Why Galileo underestimated the distance to the stars

airy-disc.jpg

“Galileo argued that with a good telescope one could measure the angular sizes of stars, and that the stars typically measured a few arc-seconds in diameter,” says Chris Graney at Jefferson Community College in Louisvile in good ol’ Kentucky.

That doesn’t sound right.  We know today that stars appear as point sources of light, so what was Galileo talking about?

Graney says that it looks increasingly likely that Galileo had developed an ingenious technique for measuring the angular size of distant objects. This allowed him, for example, to see that Jupiter’s apparent diameter became smaller as the distance between Earth and Jupiter increased.

So how did Galileo measure the angular size of stars?

The answer according to Graney is that Galileo must have been unknowingly measuring the diffraction pattern created by stars, the so-called airy disc that makes them seem to have an apparent diameter.

This was how he arrived at absurdly close estimates for their distance. For example, he thought that the brightest stars were about 360 astronomical units away, about an order of magnitude nearer than we think today.

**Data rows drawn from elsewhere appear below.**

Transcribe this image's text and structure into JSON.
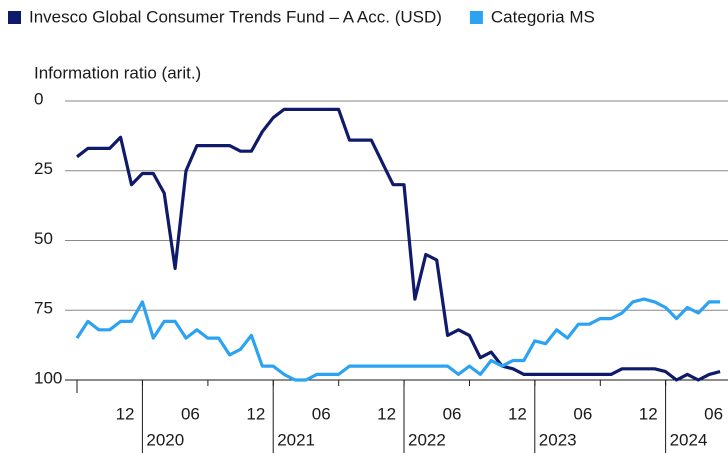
{
  "chart_data": {
    "type": "line",
    "y_label": "Information ratio (arit.)",
    "ylim": [
      0,
      100
    ],
    "y_inverted": true,
    "yticks": [
      0,
      25,
      50,
      75,
      100
    ],
    "grid": true,
    "x": [
      "2019-07",
      "2019-08",
      "2019-09",
      "2019-10",
      "2019-11",
      "2019-12",
      "2020-01",
      "2020-02",
      "2020-03",
      "2020-04",
      "2020-05",
      "2020-06",
      "2020-07",
      "2020-08",
      "2020-09",
      "2020-10",
      "2020-11",
      "2020-12",
      "2021-01",
      "2021-02",
      "2021-03",
      "2021-04",
      "2021-05",
      "2021-06",
      "2021-07",
      "2021-08",
      "2021-09",
      "2021-10",
      "2021-11",
      "2021-12",
      "2022-01",
      "2022-02",
      "2022-03",
      "2022-04",
      "2022-05",
      "2022-06",
      "2022-07",
      "2022-08",
      "2022-09",
      "2022-10",
      "2022-11",
      "2022-12",
      "2023-01",
      "2023-02",
      "2023-03",
      "2023-04",
      "2023-05",
      "2023-06",
      "2023-07",
      "2023-08",
      "2023-09",
      "2023-10",
      "2023-11",
      "2023-12",
      "2024-01",
      "2024-02",
      "2024-03",
      "2024-04",
      "2024-05",
      "2024-06"
    ],
    "xticks": [
      {
        "value": "2019-12",
        "label": "12"
      },
      {
        "value": "2020-06",
        "label": "06"
      },
      {
        "value": "2020-12",
        "label": "12"
      },
      {
        "value": "2021-06",
        "label": "06"
      },
      {
        "value": "2021-12",
        "label": "12"
      },
      {
        "value": "2022-06",
        "label": "06"
      },
      {
        "value": "2022-12",
        "label": "12"
      },
      {
        "value": "2023-06",
        "label": "06"
      },
      {
        "value": "2023-12",
        "label": "12"
      },
      {
        "value": "2024-06",
        "label": "06"
      }
    ],
    "xticks_years": [
      {
        "value": "2020-01",
        "label": "2020"
      },
      {
        "value": "2021-01",
        "label": "2021"
      },
      {
        "value": "2022-01",
        "label": "2022"
      },
      {
        "value": "2023-01",
        "label": "2023"
      },
      {
        "value": "2024-01",
        "label": "2024"
      }
    ],
    "series": [
      {
        "name": "Invesco Global Consumer Trends Fund – A Acc. (USD)",
        "color": "#101a6b",
        "values": [
          20,
          17,
          17,
          17,
          13,
          30,
          26,
          26,
          33,
          60,
          25,
          16,
          16,
          16,
          16,
          18,
          18,
          11,
          6,
          3,
          3,
          3,
          3,
          3,
          3,
          14,
          14,
          14,
          22,
          30,
          30,
          71,
          55,
          57,
          84,
          82,
          84,
          92,
          90,
          95,
          96,
          98,
          98,
          98,
          98,
          98,
          98,
          98,
          98,
          98,
          96,
          96,
          96,
          96,
          97,
          100,
          98,
          100,
          98,
          97
        ]
      },
      {
        "name": "Categoria MS",
        "color": "#2ba3f2",
        "values": [
          85,
          79,
          82,
          82,
          79,
          79,
          72,
          85,
          79,
          79,
          85,
          82,
          85,
          85,
          91,
          89,
          84,
          95,
          95,
          98,
          100,
          100,
          98,
          98,
          98,
          95,
          95,
          95,
          95,
          95,
          95,
          95,
          95,
          95,
          95,
          98,
          95,
          98,
          93,
          95,
          93,
          93,
          86,
          87,
          82,
          85,
          80,
          80,
          78,
          78,
          76,
          72,
          71,
          72,
          74,
          78,
          74,
          76,
          72,
          72
        ]
      }
    ]
  }
}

Makes sense, I suppose. And since the wave mechanics necessary to understand diffraction wasn’t developed for two centuries after Galileo’s death, perhaps we should forgive him this one mistake.

Ref: arxiv.org/abs/0808.3411: Objects in the Telescope are Further Than They Appear

3 Responses to “Why Galileo underestimated the distance to the stars”

  1. Christophe says:

    I disagree with the interpretation given in this preprint.
    Tycho Brahe was also measuring the radius of stars and he never used any telescope. As a consequence, diffraction by the aperture of a telescope cannot explain that Galileo, like Tycho Brahe, was not seeing stars like point sources of light. A more plausible explanation is that light is diffused both in the atmosphere and in the medium inside the eye. Nothing to do with diffraction.

  2. Zephir says:

    Some closest red giants appear like finite diameter disk in telescopes. The angular diameter of Betelgeuse was first measured in 1920–1921 by Michelson. The entire Betelgeuse image fit entirely within a 10×10 pixel area on the Hubble Space Telescopes Faint Object Camera.

  3. Andrew Higgins says:

    “This was how he arrived at absurdly close estimates for their distance. For example, he thought that the brightest stars were about 360 astronomical units away, about an order of magnitude nearer than we think today.”

    Distance to Alpha Centauri = 4.3 L.Y. = 270,000 A.U.

    So, he would have been off by **three** orders of magnitude.